Attempting to do cheaper simulations for diamondoid synthesis reactions gave very precise predictions that didn't work as expected in the lab. How would your superintelligent AI know that uncalculated terms dominate in the simulation, and make corrective factors without having access to those incomputable factors?

  • Making inhumanly close observation of all existing data
  • Noticing new, inhumanly-complex regularities in said data,
  • Proving new simplifying regularities from theory

I think you vastly overestimate how much knowledge is left to extracted from the data. AI has made tremendous advances in recent years where it has been able to consume huge amounts of data, far in excess of what any group of humans could analyze. This, on the other hand, is a data-poor regime.

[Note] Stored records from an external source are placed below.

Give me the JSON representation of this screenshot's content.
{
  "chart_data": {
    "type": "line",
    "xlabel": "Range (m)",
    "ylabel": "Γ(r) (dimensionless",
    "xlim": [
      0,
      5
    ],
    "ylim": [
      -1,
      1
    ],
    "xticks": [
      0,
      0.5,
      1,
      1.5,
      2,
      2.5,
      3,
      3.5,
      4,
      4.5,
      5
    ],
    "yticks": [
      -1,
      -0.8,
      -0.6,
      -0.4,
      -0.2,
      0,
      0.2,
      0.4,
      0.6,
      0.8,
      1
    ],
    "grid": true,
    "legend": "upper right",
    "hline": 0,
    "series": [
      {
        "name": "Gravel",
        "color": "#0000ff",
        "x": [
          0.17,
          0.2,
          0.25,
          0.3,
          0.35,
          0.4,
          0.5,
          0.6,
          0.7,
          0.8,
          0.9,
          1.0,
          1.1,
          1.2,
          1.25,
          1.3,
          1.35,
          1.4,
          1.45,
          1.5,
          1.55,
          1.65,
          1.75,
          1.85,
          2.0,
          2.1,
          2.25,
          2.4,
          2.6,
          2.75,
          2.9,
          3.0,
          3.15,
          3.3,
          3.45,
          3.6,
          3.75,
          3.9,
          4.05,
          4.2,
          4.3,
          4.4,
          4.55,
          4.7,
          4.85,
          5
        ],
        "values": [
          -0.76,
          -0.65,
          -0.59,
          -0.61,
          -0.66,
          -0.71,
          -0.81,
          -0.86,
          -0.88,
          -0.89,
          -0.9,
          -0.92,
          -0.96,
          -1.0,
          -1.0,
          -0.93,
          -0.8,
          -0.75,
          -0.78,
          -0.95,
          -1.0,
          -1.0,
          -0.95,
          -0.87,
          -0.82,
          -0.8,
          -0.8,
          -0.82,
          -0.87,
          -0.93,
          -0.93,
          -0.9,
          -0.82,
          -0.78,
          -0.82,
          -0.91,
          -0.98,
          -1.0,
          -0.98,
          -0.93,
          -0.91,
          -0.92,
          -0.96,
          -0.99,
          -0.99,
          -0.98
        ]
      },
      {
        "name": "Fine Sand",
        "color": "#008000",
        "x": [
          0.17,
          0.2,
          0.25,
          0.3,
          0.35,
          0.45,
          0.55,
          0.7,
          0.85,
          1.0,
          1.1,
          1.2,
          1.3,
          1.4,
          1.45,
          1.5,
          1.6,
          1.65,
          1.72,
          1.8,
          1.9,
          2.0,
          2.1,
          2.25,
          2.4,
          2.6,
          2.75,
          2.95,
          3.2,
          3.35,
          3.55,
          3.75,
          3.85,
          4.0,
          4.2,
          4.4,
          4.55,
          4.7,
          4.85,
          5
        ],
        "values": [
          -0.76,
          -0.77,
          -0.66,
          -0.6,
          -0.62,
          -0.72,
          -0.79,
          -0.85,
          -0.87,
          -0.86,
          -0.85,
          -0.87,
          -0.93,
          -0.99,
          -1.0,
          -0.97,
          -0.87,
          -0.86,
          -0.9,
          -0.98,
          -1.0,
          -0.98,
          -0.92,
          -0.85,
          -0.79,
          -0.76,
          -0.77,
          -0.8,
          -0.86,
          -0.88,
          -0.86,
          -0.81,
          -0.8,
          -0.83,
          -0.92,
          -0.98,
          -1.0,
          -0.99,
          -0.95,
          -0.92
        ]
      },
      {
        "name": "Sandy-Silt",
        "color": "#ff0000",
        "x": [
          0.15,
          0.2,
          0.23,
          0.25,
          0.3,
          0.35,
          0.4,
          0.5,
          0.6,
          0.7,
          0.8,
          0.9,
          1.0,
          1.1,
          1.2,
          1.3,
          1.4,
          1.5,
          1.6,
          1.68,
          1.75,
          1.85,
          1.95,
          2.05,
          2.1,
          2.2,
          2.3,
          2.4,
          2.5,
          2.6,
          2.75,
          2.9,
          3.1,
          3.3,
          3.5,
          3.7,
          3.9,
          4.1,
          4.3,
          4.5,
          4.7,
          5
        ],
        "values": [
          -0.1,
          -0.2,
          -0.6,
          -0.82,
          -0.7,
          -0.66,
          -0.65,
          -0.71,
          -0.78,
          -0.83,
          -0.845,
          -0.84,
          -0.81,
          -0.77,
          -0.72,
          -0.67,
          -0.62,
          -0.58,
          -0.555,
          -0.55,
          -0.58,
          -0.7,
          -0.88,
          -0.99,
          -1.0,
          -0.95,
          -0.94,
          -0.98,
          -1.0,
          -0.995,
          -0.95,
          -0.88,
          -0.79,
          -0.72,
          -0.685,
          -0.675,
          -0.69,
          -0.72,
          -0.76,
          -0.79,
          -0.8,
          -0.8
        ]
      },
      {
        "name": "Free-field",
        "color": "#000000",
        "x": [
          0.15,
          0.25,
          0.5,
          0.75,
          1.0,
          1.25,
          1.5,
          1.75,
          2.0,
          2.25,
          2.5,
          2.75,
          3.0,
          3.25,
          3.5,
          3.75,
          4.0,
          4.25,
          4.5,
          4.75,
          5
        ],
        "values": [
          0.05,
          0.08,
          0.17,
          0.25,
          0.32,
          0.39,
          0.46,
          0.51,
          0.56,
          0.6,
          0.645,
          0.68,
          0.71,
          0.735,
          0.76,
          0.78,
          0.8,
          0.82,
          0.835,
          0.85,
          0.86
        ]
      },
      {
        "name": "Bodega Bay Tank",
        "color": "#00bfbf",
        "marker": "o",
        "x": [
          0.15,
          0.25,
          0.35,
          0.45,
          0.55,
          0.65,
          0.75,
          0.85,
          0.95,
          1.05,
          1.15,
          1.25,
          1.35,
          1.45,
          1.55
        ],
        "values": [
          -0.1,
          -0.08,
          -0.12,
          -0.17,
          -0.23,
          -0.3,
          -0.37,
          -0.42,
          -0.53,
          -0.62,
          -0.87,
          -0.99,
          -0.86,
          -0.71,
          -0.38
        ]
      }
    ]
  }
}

  • Inventing new algorithms for heuristic simulation

This is happening right now. There are a variety of machine-learned molecular mechanics force fields that have been published in the last few years. The most interesting one I've found used periodic crystal ab initio simulation methods to create a force field potential that ended up being very good for liquid and gas-phase chemistry, which it was not trained on.

But the relevant question (if you want to talk about AI x-risk by means of bootstrapping nanotech) is how accurate they are outside of the domain where we have heaps of hard evidence, because we don't have a ground truth to compare against in those environments.

  • Finding restricted domains where easier regularities hold
  • Bifurcating problem space and operating over each plausible set,

Human engineers are very good at this. It's not the limiting factor.

  • Sending an interesting email to a research lab to get choice high-ROI data

What lab. There's literally no one doing the relevant research, or equipped to easily do it without years of preparatory chemical synthesis and surface characterization.

Which is really the point and the crux of the matter. It will take an extended, years-long research effort to create molecular nanotechnology. It's not something you can plausibly do in secret, and certainly not something you can shorten by simulation or bayesian inference.